Voyager Presents Robust Preclinical Data
Voyager Therapeutics, Inc., a biotechnology company dedicated to leveraging genetics to treat neurological diseases, today reported new data from its two preclinical programs targeting tau for the treatment of Alzheimer’s disease (AD). Data on tau silencing gene therapy VY1706 and anti-tau antibody VY7523 will be presented at the upcoming 2025 International Conference on Alzheimer’s and Parkinson’s Diseases and Related Neurological Disorders (AD/PD™ 2025), taking place April 1-5, 2025, in Vienna.
“Emerging data continue to strengthen our conviction that tau is the next critical target in Alzheimer’s disease, which supports Voyager’s advancement of both antibody and gene therapy approaches,” said Toby Ferguson, M.D., Ph.D., Chief Medical Officer of Voyager Therapeutics. “When I look across the design of these two molecules, the preclinical data each has generated, and the emerging clinical profile for our antibody, I believe our anti-tau antibody and gene therapy each have the potential to be transformative for patients.”
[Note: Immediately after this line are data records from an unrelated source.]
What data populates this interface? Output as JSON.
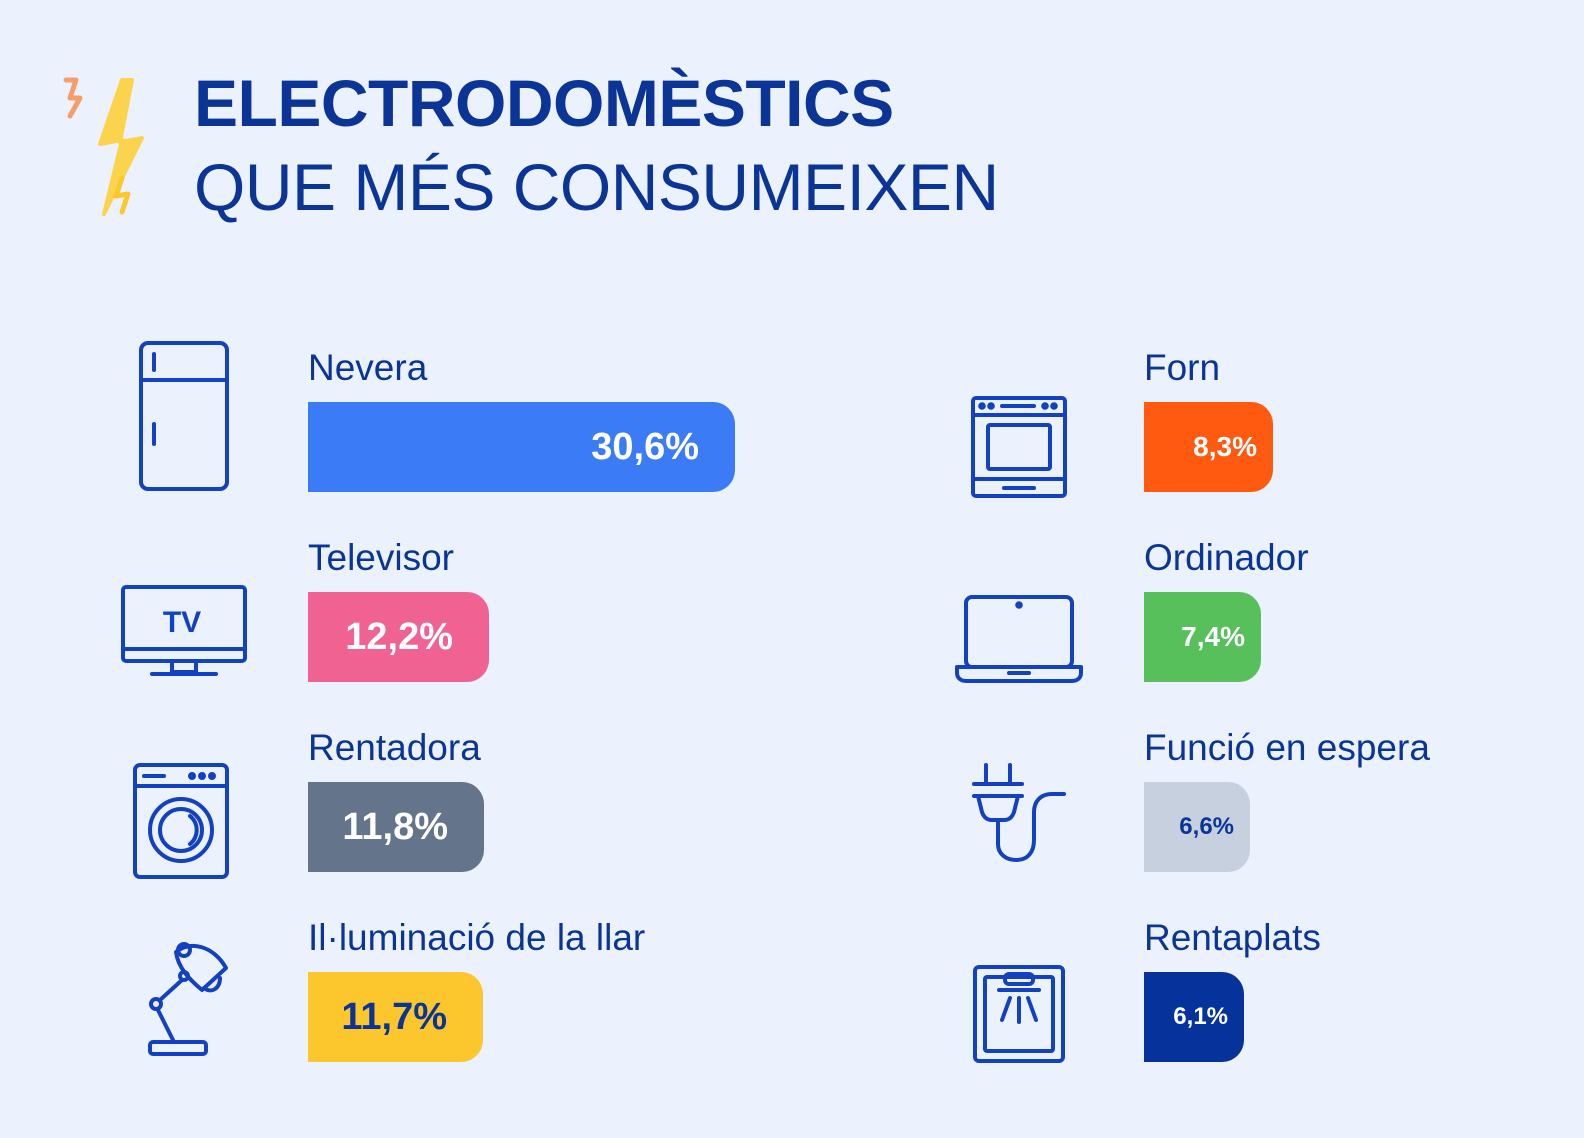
{
  "title": {
    "line1": "ELECTRODOMÈSTICS",
    "line2": "QUE MÉS CONSUMEIXEN"
  },
  "chart_data": {
    "type": "bar",
    "title": "ELECTRODOMÈSTICS QUE MÉS CONSUMEIXEN",
    "unit": "%",
    "categories": [
      "Nevera",
      "Televisor",
      "Rentadora",
      "Il·luminació de la llar",
      "Forn",
      "Ordinador",
      "Funció en espera",
      "Rentaplats"
    ],
    "values": [
      30.6,
      12.2,
      11.8,
      11.7,
      8.3,
      7.4,
      6.6,
      6.1
    ],
    "items": [
      {
        "label": "Nevera",
        "value": 30.6,
        "text": "30,6%",
        "color": "#3b7cf6",
        "text_color": "#ffffff",
        "icon": "fridge-icon"
      },
      {
        "label": "Televisor",
        "value": 12.2,
        "text": "12,2%",
        "color": "#f06292",
        "text_color": "#ffffff",
        "icon": "tv-icon"
      },
      {
        "label": "Rentadora",
        "value": 11.8,
        "text": "11,8%",
        "color": "#64748b",
        "text_color": "#ffffff",
        "icon": "washing-machine-icon"
      },
      {
        "label": "Il·luminació de la llar",
        "value": 11.7,
        "text": "11,7%",
        "color": "#fcc72c",
        "text_color": "#0a3597",
        "icon": "desk-lamp-icon"
      },
      {
        "label": "Forn",
        "value": 8.3,
        "text": "8,3%",
        "color": "#ff5a0f",
        "text_color": "#ffffff",
        "icon": "oven-icon"
      },
      {
        "label": "Ordinador",
        "value": 7.4,
        "text": "7,4%",
        "color": "#57c05a",
        "text_color": "#ffffff",
        "icon": "laptop-icon"
      },
      {
        "label": "Funció en espera",
        "value": 6.6,
        "text": "6,6%",
        "color": "#c6d0de",
        "text_color": "#0a3597",
        "icon": "plug-icon"
      },
      {
        "label": "Rentaplats",
        "value": 6.1,
        "text": "6,1%",
        "color": "#06339b",
        "text_color": "#ffffff",
        "icon": "dishwasher-icon"
      }
    ]
  },
  "colors": {
    "background": "#ecf2fd",
    "text": "#0a3597",
    "icon_stroke": "#1241c2",
    "bolt_yellow": "#fcd34d",
    "bolt_orange": "#f59e6b"
  },
  "icons": {
    "logo": "lightning-bolt-icon"
  }
}
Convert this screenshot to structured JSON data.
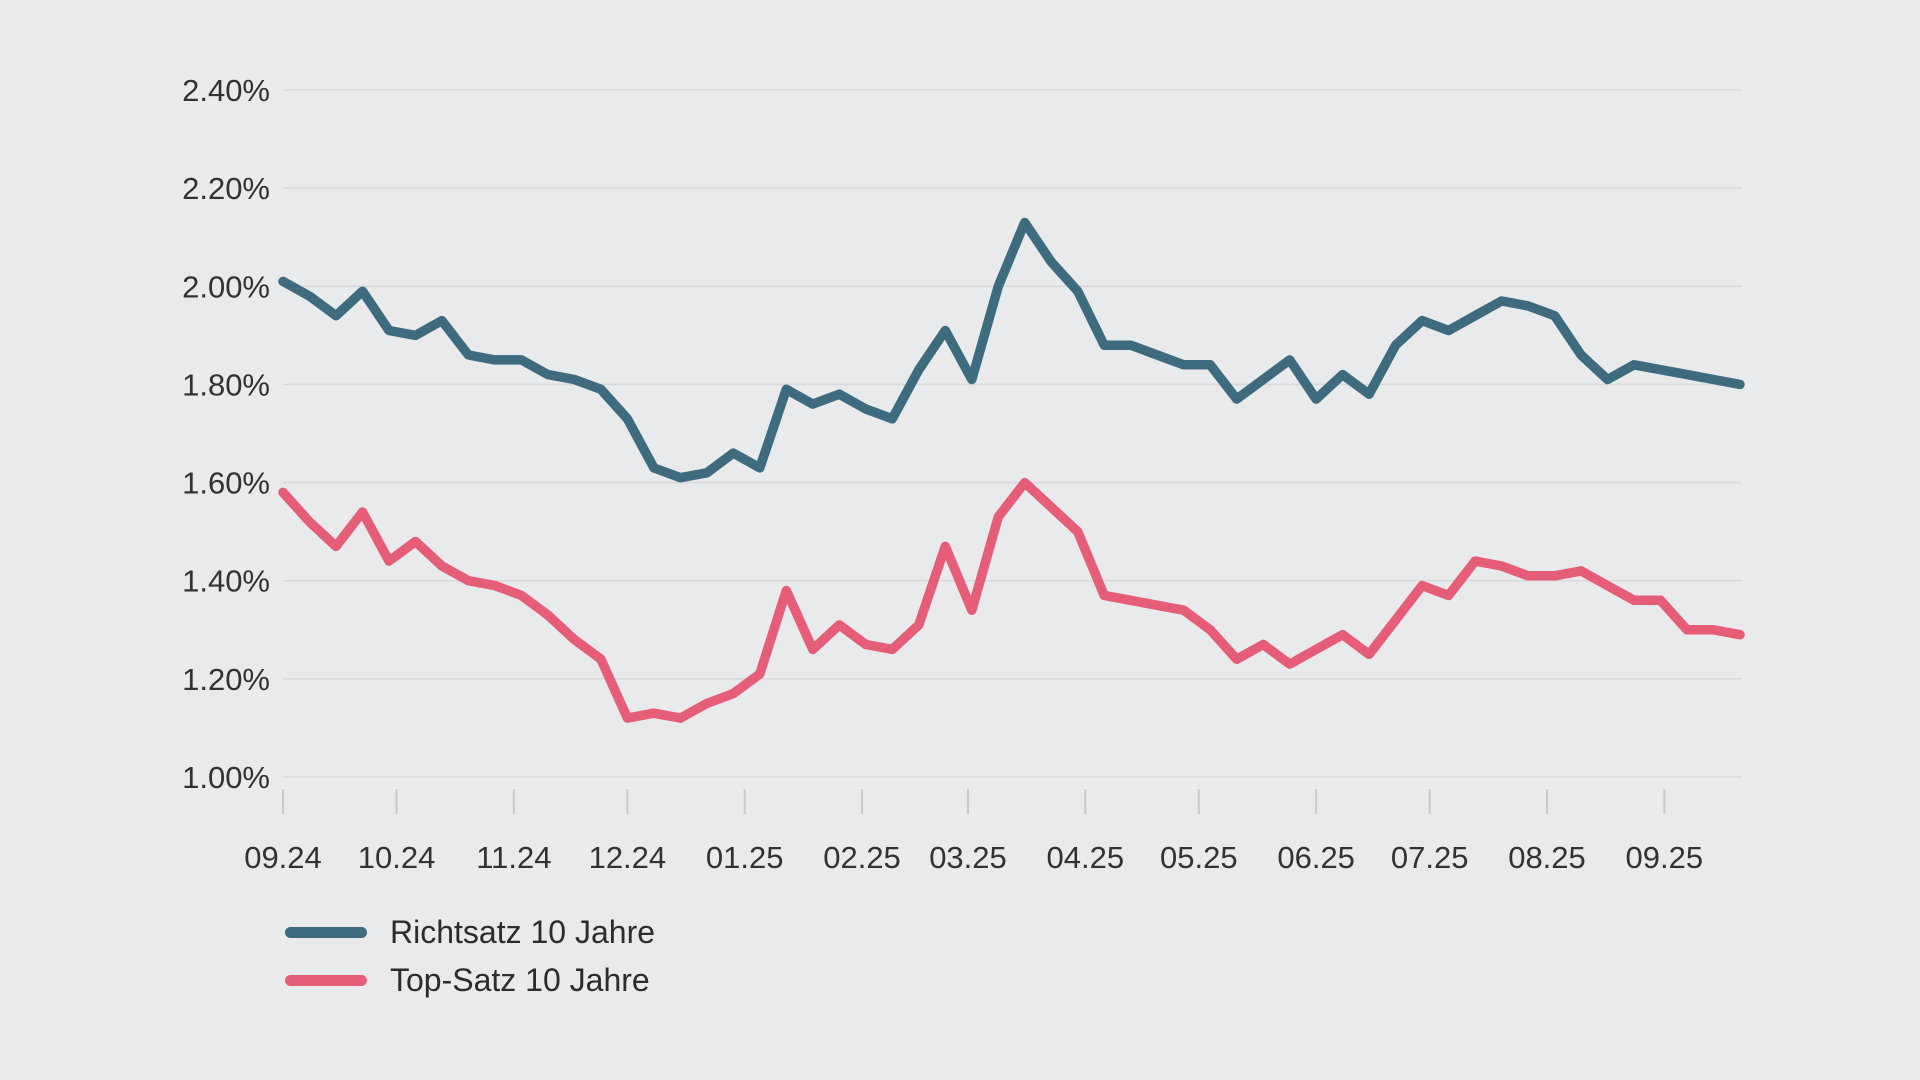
{
  "chart_data": {
    "type": "line",
    "title": "",
    "grid": true,
    "legend_position": "bottom-left",
    "y_axis": {
      "tick_values": [
        2.4,
        2.2,
        2.0,
        1.8,
        1.6,
        1.4,
        1.2,
        1.0
      ],
      "tick_labels": [
        "2.40%",
        "2.20%",
        "2.00%",
        "1.80%",
        "1.60%",
        "1.40%",
        "1.20%",
        "1.00%"
      ],
      "ylim": [
        1.0,
        2.4
      ],
      "unit": "%"
    },
    "x_axis": {
      "labels": [
        "09.24",
        "10.24",
        "11.24",
        "12.24",
        "01.25",
        "02.25",
        "03.25",
        "04.25",
        "05.25",
        "06.25",
        "07.25",
        "08.25",
        "09.25"
      ],
      "label_day_offsets": [
        0,
        30,
        61,
        91,
        122,
        153,
        181,
        212,
        242,
        273,
        303,
        334,
        365
      ],
      "span_days": 385,
      "point_interval_days": 7
    },
    "series": [
      {
        "name": "Richtsatz 10 Jahre",
        "color": "#3e6b7e",
        "values": [
          2.01,
          1.98,
          1.94,
          1.99,
          1.91,
          1.9,
          1.93,
          1.86,
          1.85,
          1.85,
          1.82,
          1.81,
          1.79,
          1.73,
          1.63,
          1.61,
          1.62,
          1.66,
          1.63,
          1.79,
          1.76,
          1.78,
          1.75,
          1.73,
          1.83,
          1.91,
          1.81,
          2.0,
          2.13,
          2.05,
          1.99,
          1.88,
          1.88,
          1.86,
          1.84,
          1.84,
          1.77,
          1.81,
          1.85,
          1.77,
          1.82,
          1.78,
          1.88,
          1.93,
          1.91,
          1.94,
          1.97,
          1.96,
          1.94,
          1.86,
          1.81,
          1.84,
          1.83,
          1.82,
          1.81,
          1.8
        ]
      },
      {
        "name": "Top-Satz 10 Jahre",
        "color": "#e55d77",
        "values": [
          1.58,
          1.52,
          1.47,
          1.54,
          1.44,
          1.48,
          1.43,
          1.4,
          1.39,
          1.37,
          1.33,
          1.28,
          1.24,
          1.12,
          1.13,
          1.12,
          1.15,
          1.17,
          1.21,
          1.38,
          1.26,
          1.31,
          1.27,
          1.26,
          1.31,
          1.47,
          1.34,
          1.53,
          1.6,
          1.55,
          1.5,
          1.37,
          1.36,
          1.35,
          1.34,
          1.3,
          1.24,
          1.27,
          1.23,
          1.26,
          1.29,
          1.25,
          1.32,
          1.39,
          1.37,
          1.44,
          1.43,
          1.41,
          1.41,
          1.42,
          1.39,
          1.36,
          1.36,
          1.3,
          1.3,
          1.29
        ]
      }
    ]
  },
  "colors": {
    "background": "#e9eaec",
    "gridline": "#d8d9db",
    "tick_mark": "#c9cacd",
    "axis_text": "#323232",
    "legend_text": "#2c2c2c"
  }
}
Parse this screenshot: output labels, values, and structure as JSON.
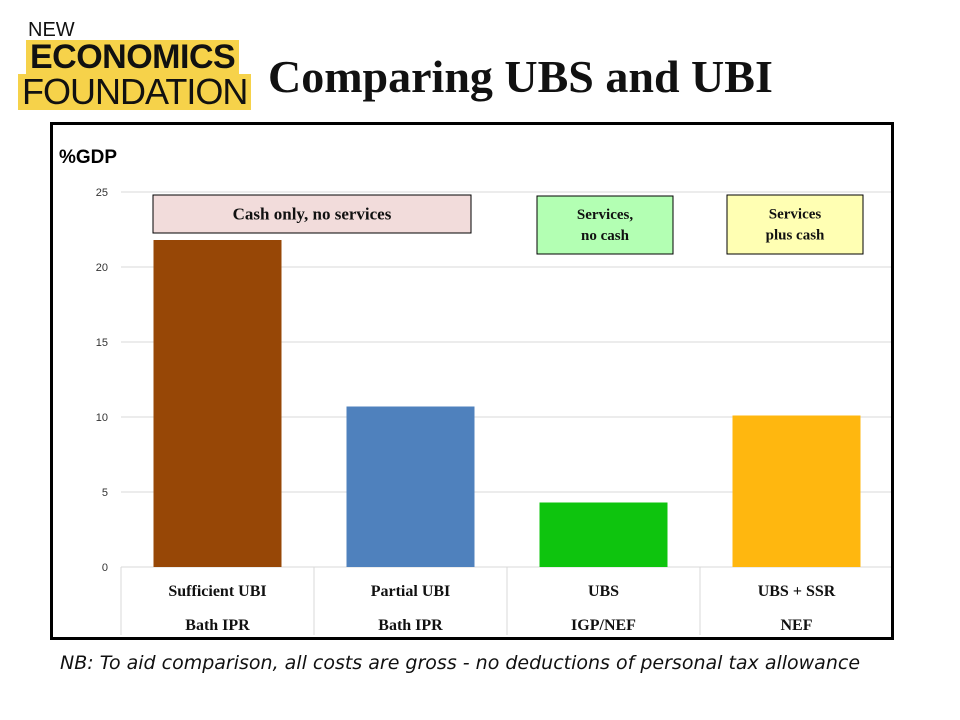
{
  "logo": {
    "line1": "NEW",
    "line2": "ECONOMICS",
    "line3": "FOUNDATION",
    "accent": "#f6d24a"
  },
  "page": {
    "title": "Comparing UBS and UBI",
    "footnote": "NB: To aid comparison, all costs are gross - no deductions of personal tax allowance"
  },
  "chart_data": {
    "type": "bar",
    "title": "",
    "ylabel": "%GDP",
    "xlabel": "",
    "ylim": [
      0,
      25
    ],
    "yticks": [
      0,
      5,
      10,
      15,
      20,
      25
    ],
    "grid": true,
    "categories": [
      {
        "name": "Sufficient UBI",
        "source": "Bath IPR",
        "value": 21.8,
        "color": "#974706"
      },
      {
        "name": "Partial UBI",
        "source": "Bath IPR",
        "value": 10.7,
        "color": "#4f81bd"
      },
      {
        "name": "UBS",
        "source": "IGP/NEF",
        "value": 4.3,
        "color": "#0ec40e"
      },
      {
        "name": "UBS + SSR",
        "source": "NEF",
        "value": 10.1,
        "color": "#ffb70f"
      }
    ],
    "annotations": [
      {
        "lines": [
          "Cash only, no services"
        ],
        "background": "#f2dcdb"
      },
      {
        "lines": [
          "Services,",
          "no cash"
        ],
        "background": "#b3ffb3"
      },
      {
        "lines": [
          "Services",
          "plus cash"
        ],
        "background": "#ffffb3"
      }
    ]
  }
}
New preclinical data show that the murine version of Voyager’s VY7523 demonstrates selectivity for binding pathologic tau tangles. Additionally, Voyager assessed several anti-tau antibodies using a P301S mouse hippocampal seeding model of tau spread. Antibodies that bind the N-terminal of tau and previously failed to achieve their primary endpoints in clinical studies also failed to significantly reduce tau spread in the model. Conversely, the murine version of Voyager’s VY7523, which targets the C-terminal of tau, reduced tau spread in the model, as did a third-party mid-domain antibody that has been shown to reduce tau accumulation in a clinical trial. Voyager is currently assessing VY7523 in a multiple ascending dose trial in patients with early AD and expects initial tau positron emission tomography (PET) imaging data in the second half of 2026.
About VY1706
VY1706 is an IV-administered gene therapy for Alzheimer’s disease that combines a potent siRNA construct to decrease the expression of tau with an IV-delivered, blood-brain barrier-penetrant TRACER™ capsid. In preclinical non-human primate (NHP) studies, a single IV administration of VY1706 was well-tolerated and resulted in dose-dependent knockdown of tau mRNA (44% to 73%) and tau protein (27% to 55%) broadly across the brain. Voyager anticipates filing an investigational new drug (IND) application with the U.S. Food and Drug Administration (FDA) and a clinical trial application (CTA) with Health Canada in 2026.
About VY7523
VY7523 is an IV-administered, recombinant, humanized IgG4 monoclonal antibody developed to inhibit the spread of pathological tau, which is closely correlated with disease progression and cognitive decline in Alzheimer’s disease. VY7523 is selective for pathological tau and targets a specific C-terminal epitope of tau. In preclinical in vivo studies, the murine version of VY7523 inhibited seeding and spread of pathological tau by approximately 70%. In a Phase 1, single ascending dose (SAD) clinical trial in healthy volunteers, VY7523 demonstrated a safety, tolerability, immunogenicity, and pharmacokinetic profile warranting advancement. Voyager is currently assessing VY7523 in a multiple ascending dose trial in patients with early Alzheimer’s disease and expects initial tau PET imaging data in the second half of 2026.